Questo può essere provato da chi scrive, che giorni fa ha lasciato un commento nella pagina suindicata – visibile nelle immagini allegate al presente articolo – del quale, in barba all’apparente “apertura al confronto” dei redattori di “Facta” e al loro aplomb posticcio esibito con soavità di fronte alle contestazioni più grossolane e ostili, non ha mai visto la fine della “moderazione”, poiché, com’è facile vedere collegandosi alla pagina in questione, il commento – pur essendo stato inviato più e più volte, in giorni diversi – non è mai apparso. Tra l’altro, se la “moderazione” fosse veramente tale, dovrebbe esercitarsi su quei commenti che sono apertamente offensivi e gratuitamente insultanti – e ve ne sono, come potrà verificare chi visiti la pagina in questione – mentre invece quelli hanno buon gioco nel pubblicarli senza problemi per gettare fumo negli occhi dei lettori e poter farsi passare da persone aperte al confronto che non badano ai modi ma alla sostanza.
Quindi, finché le contestazioni si basano su insulti e invettive, essi rispondono con la pacatezza fittizia di chi comunque deve svolgere un ruolo ormai di fatto “istituzionalizzato”, sia pure non esplicitamente; ma quando, di fronte ad argomentazioni ben circostanziate e basate su quegli stessi “fatti” della cui veridicità pretendono di farsi garanti, che si infilino fra le contraddizioni delle stesse fonti ufficiali dalle quali essi si sentono legittimati nella loro opera che di fatto è di “fake-checking” – una certificazione ufficializzante del falso – come un bisturi fra le piaghe purulente di un ascesso, allora tutto questo si scioglie come neve al sole, e i piccoli “falsologi” – ma forse sarebbe più corretto definirli “falsofili”, vista la loro predilezione per la falsificazione scientifica… – battono in silenziosa ritirata abbandonando il campo.
In conclusione, la loro “moderazione” non si basa sui modi, come per definizione dovrebbe essere, ma sugli argomenti, le idee, e soprattutto i fatti.

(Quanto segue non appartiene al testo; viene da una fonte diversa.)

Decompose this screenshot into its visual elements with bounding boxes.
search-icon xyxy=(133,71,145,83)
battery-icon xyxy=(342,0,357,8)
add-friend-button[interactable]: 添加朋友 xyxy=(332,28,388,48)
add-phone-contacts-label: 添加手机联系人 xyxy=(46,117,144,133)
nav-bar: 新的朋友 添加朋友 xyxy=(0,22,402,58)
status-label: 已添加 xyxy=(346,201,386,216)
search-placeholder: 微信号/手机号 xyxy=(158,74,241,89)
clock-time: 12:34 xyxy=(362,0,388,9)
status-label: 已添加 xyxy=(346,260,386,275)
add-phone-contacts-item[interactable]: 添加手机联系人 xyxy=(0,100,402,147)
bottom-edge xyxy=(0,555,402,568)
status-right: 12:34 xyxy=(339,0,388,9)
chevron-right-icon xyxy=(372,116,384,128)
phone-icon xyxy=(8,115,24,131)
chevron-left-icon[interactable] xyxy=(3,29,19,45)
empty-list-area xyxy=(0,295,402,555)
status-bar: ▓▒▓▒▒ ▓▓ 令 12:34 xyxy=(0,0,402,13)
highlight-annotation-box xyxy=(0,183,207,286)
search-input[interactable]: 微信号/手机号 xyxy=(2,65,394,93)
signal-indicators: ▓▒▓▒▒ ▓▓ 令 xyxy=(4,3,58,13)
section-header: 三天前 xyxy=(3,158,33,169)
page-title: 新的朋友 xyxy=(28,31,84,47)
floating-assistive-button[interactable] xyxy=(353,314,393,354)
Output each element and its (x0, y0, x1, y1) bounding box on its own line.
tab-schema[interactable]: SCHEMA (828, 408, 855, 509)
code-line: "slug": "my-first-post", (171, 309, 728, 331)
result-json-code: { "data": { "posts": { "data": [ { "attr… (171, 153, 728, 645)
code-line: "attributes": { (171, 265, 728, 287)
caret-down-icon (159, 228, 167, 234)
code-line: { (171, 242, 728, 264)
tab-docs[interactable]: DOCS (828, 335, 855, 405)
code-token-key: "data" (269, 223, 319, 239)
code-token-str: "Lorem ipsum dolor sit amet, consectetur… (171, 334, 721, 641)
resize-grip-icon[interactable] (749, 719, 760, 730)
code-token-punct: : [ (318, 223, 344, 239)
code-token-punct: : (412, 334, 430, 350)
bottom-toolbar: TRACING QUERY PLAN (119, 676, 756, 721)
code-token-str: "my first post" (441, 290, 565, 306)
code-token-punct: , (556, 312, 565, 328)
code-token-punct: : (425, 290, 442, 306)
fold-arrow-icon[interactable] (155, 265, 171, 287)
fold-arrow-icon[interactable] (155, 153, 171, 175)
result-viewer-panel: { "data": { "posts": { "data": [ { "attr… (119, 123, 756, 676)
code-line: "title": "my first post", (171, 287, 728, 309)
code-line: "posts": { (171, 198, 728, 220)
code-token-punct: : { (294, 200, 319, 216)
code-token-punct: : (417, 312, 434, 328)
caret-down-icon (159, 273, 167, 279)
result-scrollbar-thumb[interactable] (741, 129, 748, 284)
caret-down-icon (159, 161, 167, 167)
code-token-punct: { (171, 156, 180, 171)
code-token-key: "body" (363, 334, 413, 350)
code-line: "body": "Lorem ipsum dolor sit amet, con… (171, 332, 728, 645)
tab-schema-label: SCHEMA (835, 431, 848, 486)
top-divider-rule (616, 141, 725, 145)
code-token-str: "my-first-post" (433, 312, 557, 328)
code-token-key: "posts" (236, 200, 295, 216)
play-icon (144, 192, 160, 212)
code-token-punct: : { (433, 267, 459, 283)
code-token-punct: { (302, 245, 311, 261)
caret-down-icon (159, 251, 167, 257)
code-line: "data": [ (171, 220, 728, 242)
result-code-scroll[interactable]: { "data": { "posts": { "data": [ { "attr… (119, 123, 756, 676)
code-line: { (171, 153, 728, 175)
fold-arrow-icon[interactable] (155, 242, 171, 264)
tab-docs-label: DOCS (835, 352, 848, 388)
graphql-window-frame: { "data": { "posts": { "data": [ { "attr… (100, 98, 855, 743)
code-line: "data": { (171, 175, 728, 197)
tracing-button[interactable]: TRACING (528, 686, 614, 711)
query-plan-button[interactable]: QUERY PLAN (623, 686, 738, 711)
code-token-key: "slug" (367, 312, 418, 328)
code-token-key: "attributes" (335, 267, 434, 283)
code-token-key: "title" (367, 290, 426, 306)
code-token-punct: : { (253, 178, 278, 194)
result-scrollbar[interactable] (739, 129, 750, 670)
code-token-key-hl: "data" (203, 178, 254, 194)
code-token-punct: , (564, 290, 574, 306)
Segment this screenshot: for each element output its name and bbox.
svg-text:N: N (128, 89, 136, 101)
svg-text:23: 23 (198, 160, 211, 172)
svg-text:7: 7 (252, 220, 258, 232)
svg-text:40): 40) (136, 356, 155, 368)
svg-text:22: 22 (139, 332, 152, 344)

Però in questo caso si chiama “censura”[5].
Quanto sotto sta a dimostrarlo.
[1] Sentenza del Giudice di Pace di Frosinone n.
819/20920, ordinanza del Tribunale di Roma n. 45986/2020.
[2] L’Oms
non ha mai messo per iscritto in alcun documento ufficiale che vi sia una
“pandemia”; si tratta di una dichiarazione soltanto verbale e, come tale, non
“ufficiale”.
[3] https://facta.news/chi-siamo/
[4] https://pattoverascienza.com/sars-cov2-covid19-e-gli-altri-virus-chi-li-ha-visti-2/
[5] Per colmo di comicità (involontaria), poi, proprio in tale discussione i “fake-checker” rispondono candidamente a una utente che li accusava, non a caso, di operare la censura dei commenti scomodi, chiedendo in modo retorico: “chi avremmo censurato?” Lo hanno fatto con chi scrive, tanto per cominciare, e le immagini allegate al presente articolo ne sono la prova.